In the days before the internet, the traditional financial market was as fragmented as today’s cryptocurrency scene: Stocks and bonds were bought over the phone, and traders suffered from high commissions, low levels of liquidity, and painstakingly slow order execution.
Today, the way that most cryptocurrency exchanges use application programming interfaces (APIs) means digital asset traders face similar challenges.
APIs and cryptocurrency trading
On professional trading platforms, APIs act as a doorway between different financial entities, connecting traders with brokers and liquidity providers. This makes markets more liquid and efficient, and enables electronic trading as we know it today with automated strategies and rapid-fire algorithms.
APIs have the potential to transform the cryptocurrency industry in much the same way they transformed the broader financial world, but in their present form they act as a barrier to institutional investment in cryptocurrency—and in the worse cases an achilles heel inviting security breaches.
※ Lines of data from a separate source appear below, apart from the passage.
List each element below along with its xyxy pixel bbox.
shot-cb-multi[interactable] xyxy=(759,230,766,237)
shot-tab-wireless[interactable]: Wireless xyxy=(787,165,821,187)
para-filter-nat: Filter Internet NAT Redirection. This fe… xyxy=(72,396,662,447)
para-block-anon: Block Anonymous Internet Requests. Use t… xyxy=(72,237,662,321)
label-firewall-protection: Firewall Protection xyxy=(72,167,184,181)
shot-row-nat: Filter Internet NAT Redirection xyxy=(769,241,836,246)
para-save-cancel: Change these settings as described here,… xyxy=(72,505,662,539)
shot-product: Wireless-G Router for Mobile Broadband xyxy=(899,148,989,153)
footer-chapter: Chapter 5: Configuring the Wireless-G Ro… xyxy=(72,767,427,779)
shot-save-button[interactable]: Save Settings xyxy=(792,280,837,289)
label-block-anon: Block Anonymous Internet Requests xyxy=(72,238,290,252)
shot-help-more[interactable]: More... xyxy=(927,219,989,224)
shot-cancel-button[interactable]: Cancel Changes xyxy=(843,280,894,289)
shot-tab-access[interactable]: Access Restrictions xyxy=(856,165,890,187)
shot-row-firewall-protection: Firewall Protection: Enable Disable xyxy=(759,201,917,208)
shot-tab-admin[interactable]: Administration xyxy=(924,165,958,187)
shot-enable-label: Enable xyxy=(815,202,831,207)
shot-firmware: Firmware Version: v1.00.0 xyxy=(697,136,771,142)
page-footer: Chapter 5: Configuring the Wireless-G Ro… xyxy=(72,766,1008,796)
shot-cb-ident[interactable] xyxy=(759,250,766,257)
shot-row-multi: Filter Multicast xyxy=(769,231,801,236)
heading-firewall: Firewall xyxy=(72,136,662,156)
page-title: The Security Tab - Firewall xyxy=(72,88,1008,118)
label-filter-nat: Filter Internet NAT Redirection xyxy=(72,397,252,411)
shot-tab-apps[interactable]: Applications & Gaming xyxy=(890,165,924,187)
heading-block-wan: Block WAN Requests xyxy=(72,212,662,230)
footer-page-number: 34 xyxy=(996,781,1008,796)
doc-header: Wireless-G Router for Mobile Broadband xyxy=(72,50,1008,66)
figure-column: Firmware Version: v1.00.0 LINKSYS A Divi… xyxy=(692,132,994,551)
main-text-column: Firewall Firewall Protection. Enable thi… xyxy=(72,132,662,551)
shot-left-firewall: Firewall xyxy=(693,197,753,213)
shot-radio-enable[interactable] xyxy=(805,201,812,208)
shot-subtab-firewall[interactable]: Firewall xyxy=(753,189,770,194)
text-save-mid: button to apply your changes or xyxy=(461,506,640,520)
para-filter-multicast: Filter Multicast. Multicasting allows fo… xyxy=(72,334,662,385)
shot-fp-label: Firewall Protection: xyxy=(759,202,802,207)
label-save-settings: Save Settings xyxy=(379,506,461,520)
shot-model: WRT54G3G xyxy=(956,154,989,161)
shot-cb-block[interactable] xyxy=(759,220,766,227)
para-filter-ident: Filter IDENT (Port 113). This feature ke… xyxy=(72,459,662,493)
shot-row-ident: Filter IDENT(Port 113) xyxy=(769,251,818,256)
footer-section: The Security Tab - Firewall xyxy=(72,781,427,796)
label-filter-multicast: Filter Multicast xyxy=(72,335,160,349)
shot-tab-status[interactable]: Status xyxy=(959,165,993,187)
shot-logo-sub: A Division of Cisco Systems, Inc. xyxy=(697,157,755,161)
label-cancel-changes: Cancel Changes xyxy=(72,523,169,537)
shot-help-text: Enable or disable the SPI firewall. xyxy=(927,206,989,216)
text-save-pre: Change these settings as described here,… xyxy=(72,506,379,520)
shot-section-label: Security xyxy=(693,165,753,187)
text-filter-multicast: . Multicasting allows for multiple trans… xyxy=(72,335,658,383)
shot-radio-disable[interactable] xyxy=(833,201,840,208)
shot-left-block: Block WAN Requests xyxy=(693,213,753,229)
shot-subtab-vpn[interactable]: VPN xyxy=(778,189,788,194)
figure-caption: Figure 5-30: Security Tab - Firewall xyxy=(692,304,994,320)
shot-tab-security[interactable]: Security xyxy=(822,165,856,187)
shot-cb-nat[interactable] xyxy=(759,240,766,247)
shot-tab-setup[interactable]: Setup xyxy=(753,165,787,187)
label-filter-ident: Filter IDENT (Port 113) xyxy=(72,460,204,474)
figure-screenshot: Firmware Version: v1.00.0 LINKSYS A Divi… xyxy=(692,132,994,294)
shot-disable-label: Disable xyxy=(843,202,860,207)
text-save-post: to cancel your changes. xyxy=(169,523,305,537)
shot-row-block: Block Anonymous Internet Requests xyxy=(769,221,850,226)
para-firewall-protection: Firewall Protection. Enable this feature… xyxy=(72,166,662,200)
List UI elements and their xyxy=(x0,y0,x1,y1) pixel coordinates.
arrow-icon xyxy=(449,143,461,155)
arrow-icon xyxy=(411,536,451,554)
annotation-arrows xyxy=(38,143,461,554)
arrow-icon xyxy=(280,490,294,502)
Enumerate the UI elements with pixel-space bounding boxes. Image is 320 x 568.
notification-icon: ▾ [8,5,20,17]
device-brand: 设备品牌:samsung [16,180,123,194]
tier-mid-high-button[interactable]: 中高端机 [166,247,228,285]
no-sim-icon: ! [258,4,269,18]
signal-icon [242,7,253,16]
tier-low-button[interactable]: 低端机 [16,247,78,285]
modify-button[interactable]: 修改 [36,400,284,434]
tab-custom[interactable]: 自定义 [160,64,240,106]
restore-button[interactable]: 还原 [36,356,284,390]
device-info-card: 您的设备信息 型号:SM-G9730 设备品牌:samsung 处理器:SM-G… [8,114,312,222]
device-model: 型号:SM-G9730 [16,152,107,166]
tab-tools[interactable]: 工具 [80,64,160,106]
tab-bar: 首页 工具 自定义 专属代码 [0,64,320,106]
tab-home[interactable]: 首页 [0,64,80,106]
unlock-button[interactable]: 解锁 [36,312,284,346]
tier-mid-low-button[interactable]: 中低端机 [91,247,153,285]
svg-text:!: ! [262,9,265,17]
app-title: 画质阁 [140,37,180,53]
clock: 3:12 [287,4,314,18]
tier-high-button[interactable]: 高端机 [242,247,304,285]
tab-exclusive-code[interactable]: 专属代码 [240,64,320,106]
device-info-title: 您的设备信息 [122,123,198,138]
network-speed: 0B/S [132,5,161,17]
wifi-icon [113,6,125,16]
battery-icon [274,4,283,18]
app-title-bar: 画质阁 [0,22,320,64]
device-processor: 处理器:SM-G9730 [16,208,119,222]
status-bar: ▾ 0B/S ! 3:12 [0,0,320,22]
Most cryptocurrency exchanges today opt for REST and WebSocket API architectures.
- REST APIs rely on request-response sequences to communicate between brokers and traders. This style of communicating information can lead to high latency with traffic jams forming on the servers during times of high demand. This makes REST incompatible with full scale institutional-grade trading platforms.
- WebSocket APIs are asynchronous and don’t rely on the request and response paradigm. This allows them to maintain the same performance as the volume of data increases, and makes them a popular option for streaming real-time market data. But while WebSockets are a powerful tool, they can experience security issues when scaled for institutional applications and often need to be combined with REST in a hybrid API that splits market data and order execution between different protocols.
Neither REST or WebSocket APIs are widely used by traditional institutional platforms that require robust and scalable order execution between brokers and traders.
The Financial Information eXchange (FIX) protocol
FIX is a free and open source API standard that has become the language of the global financial markets.
Unlike REST AND WebSocket APIs, FIX was designed specifically for the financial industry. It was originally developed for the equities market in 1992, and then spread from stocks to bonds, foreign exchange, and derivative markets to become a universal global format. Today it is the de facto messaging standard for communicating trade information across all asset classes between brokers, exchanges, mutual funds, investment banks and trading platforms.
Many of the world’s leading financial institutions—including Barclays, CME, Goldman Sachs and J.P. Morgan—are members of the FIX trading community and contribute to its development. This helps ensure that FIX adoption continues to spread and more financial firms are able to enjoy the benefits.
Minimal latency
FIX was designed to support real-time access to rapidly changing financial data. The fastest FIX engines can process up to 100,000 orders per second with minimal latency, allowing exchanges to scale to handle institutional-grade trading needs.
Access to liquidity
FIX delivers deeper pools of liquidity to traders by allowing them to aggregate orders across different exchanges, and get access to bigger and better liquidity providers. This means better quality of execution and lower chances of slippage.
High security
FIX is battle-tested by 25 years of market action and is proven to be one of the most secure ways to trade. The ongoing safety of FIX is supported by the FIX Cybersecurity Working Group which boosts security by researching and publishing guidelines.
Privacy
FIX lets traders running proprietary systems preserve privacy by keeping the details of their strategy completely secret.
Smart order routing (SOR)
FIX allows traders to handle orders using Smart Order Routing. This minimizes liquidity fragmentation by tapping various different trading venues to find the best execution path for an order at any one time, according to market conditions.
Opening the door to institutions
These benefits make FIX a mainstay of traditional institutional-grade trading platforms. But the API has not yet caught on in the cryptocurrency world where it is supported by only a handful of exchanges.
By not using FIX, cryptocurrency exchanges are closing the door on professional traders that need an institutional-grade API to run algorithms and connect with liquidity providers.
eToroX uses FIX to offer the same level of service to institutions as traditional exchanges. This makes it easier for hedge funds, algorithmic traders and institutional players to participate in the cryptocurrency market.
The liquidity that these big players bring will create a stabler market, ultimately supporting the transition from traditional asset classes to crypto-assets.